Я начала продумывать вообще все: чего я жду, что я буду делать. В голове было пусто. Прошло довольно много времени прежде чем я услышала хоть какой-то звук. Каблучки. Как пошло. Я вот была в кедах.


Я напряглась всем телом и была готова встречать мутантиху, как неизбежность… В таком напряжении я просидела полчаса. Никто не собирался заходить в этот зал, а настенные часы, напротив моего временного трона, безучастно мотали стрелки. Вот же черт. Неужели Джо и Матильда были правы? Никакого предания нет, и все, что нужно было этой старухе — это секс? Ты такая идиотка, Лилит.
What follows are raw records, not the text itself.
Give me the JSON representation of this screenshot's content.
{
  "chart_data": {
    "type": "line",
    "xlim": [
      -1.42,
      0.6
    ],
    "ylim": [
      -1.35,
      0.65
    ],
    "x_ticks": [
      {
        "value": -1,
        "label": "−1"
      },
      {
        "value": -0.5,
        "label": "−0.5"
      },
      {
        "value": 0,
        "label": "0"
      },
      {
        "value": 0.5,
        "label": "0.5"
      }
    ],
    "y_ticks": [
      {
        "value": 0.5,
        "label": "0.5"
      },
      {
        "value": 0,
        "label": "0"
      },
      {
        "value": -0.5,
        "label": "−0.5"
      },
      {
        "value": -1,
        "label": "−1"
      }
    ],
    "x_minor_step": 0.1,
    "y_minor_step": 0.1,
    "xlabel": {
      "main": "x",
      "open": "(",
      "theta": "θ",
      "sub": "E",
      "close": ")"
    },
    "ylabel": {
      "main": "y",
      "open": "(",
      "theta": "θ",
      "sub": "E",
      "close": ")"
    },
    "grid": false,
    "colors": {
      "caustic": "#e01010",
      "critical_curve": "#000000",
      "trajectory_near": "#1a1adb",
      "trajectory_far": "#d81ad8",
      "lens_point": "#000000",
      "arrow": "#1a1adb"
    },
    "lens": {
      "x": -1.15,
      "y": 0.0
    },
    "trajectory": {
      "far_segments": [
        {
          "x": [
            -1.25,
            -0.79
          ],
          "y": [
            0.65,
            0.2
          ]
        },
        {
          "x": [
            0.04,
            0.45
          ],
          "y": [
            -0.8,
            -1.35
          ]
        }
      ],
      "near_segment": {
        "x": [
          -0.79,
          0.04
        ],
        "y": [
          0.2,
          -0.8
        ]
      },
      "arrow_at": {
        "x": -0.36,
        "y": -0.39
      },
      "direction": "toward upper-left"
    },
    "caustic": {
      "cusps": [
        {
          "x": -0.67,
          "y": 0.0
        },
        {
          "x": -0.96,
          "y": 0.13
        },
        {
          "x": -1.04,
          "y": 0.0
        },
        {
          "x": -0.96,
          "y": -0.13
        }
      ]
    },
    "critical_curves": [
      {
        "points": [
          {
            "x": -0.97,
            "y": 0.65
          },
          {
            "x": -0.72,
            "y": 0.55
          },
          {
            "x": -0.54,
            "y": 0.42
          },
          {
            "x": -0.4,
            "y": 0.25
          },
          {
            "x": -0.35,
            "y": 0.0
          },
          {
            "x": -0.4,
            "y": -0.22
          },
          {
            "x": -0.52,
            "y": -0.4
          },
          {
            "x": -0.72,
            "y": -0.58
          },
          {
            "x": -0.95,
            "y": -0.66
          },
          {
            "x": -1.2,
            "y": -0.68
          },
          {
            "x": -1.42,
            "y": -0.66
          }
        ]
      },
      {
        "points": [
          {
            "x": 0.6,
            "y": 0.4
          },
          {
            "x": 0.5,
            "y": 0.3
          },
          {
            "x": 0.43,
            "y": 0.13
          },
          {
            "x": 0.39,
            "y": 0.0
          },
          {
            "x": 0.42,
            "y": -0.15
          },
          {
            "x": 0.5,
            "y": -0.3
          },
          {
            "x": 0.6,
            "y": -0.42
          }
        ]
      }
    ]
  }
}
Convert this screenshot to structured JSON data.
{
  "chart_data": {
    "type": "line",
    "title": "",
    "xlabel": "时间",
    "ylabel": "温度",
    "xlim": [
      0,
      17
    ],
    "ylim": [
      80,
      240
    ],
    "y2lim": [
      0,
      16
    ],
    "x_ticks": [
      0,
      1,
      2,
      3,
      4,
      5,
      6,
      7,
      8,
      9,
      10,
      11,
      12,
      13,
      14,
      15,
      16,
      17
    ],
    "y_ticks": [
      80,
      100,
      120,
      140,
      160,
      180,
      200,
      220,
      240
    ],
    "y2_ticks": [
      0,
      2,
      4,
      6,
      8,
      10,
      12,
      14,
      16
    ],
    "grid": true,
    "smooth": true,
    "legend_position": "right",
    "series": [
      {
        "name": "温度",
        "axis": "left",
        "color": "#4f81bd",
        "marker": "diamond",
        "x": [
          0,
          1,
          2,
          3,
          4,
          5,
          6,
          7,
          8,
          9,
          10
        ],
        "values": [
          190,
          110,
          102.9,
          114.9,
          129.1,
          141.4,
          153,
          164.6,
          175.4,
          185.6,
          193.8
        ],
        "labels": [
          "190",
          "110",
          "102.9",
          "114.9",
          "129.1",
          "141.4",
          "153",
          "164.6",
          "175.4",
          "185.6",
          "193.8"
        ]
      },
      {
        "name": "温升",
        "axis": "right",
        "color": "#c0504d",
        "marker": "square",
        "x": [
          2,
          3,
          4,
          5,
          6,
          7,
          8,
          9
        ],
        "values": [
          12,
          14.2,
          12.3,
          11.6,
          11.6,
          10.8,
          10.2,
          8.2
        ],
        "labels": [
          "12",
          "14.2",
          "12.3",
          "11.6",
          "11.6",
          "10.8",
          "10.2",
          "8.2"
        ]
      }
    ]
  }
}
Ночь выставляла свои правила, и я захотела спать. От тупизма ситуации я расстроилась, но расслабилась. Никто не будет меня убивать. Я проживу долгую и счастливую жизнь. Может даже с Матильдой или с любой другой красоткой…


Я уснула незаметно, и где-то на первой стадии погружения рядом снова раздалось цоканье шпилек. Как хорошо, что мне было все равно тогда.


И мне приснился сон.


— На охоту нужно одеваться, чтобы одежда плотно облегала твое тело, Лили. Тогда зверю не за что будет зацепиться.


Я стою в гостиной нашего дома. Папа укладывает в походную сумку термос с чем-то жидким, бутерброды, какую-то одежду. Наверняка сменную. На мне розовая балетная пачка, и мне пять лет.


— Я хочу надеть платье! Принцессы всегда ходят в лес в платьях.


Папа отвлекается от своего стариковского тетриса вещами и присаживается напротив меня на корточки. Он красивый и пока не такой замученный, каким я запомнила его, будучи подростком.


— Лили. Моя самая красивая принцесса. За твоё платье тебя может схватить страшный дракон…


Он вздыхает, и мы оказываемся в густой чаще леса. Сосны выше меня и даже выше папы. Они страшат пятилетнюю меня: разве жить можно так долго, чтобы вырасти такими?


Я слышу приближающийся рык и вижу передвигающийся бурый мех.


— Лили, ложись на землю. Медленно.


Я хочу возмутиться, что не лягу на землю в своих белых леггинсах и розовой водолазке, той самой, с блестящим воротом, моей любимой.


— Пожалуйста. Это медведь, и он может нас убить.


Голос папы дрожит, и я тоже начинаю бояться. За пять лет своей жизни меня еще никто не хотел убить.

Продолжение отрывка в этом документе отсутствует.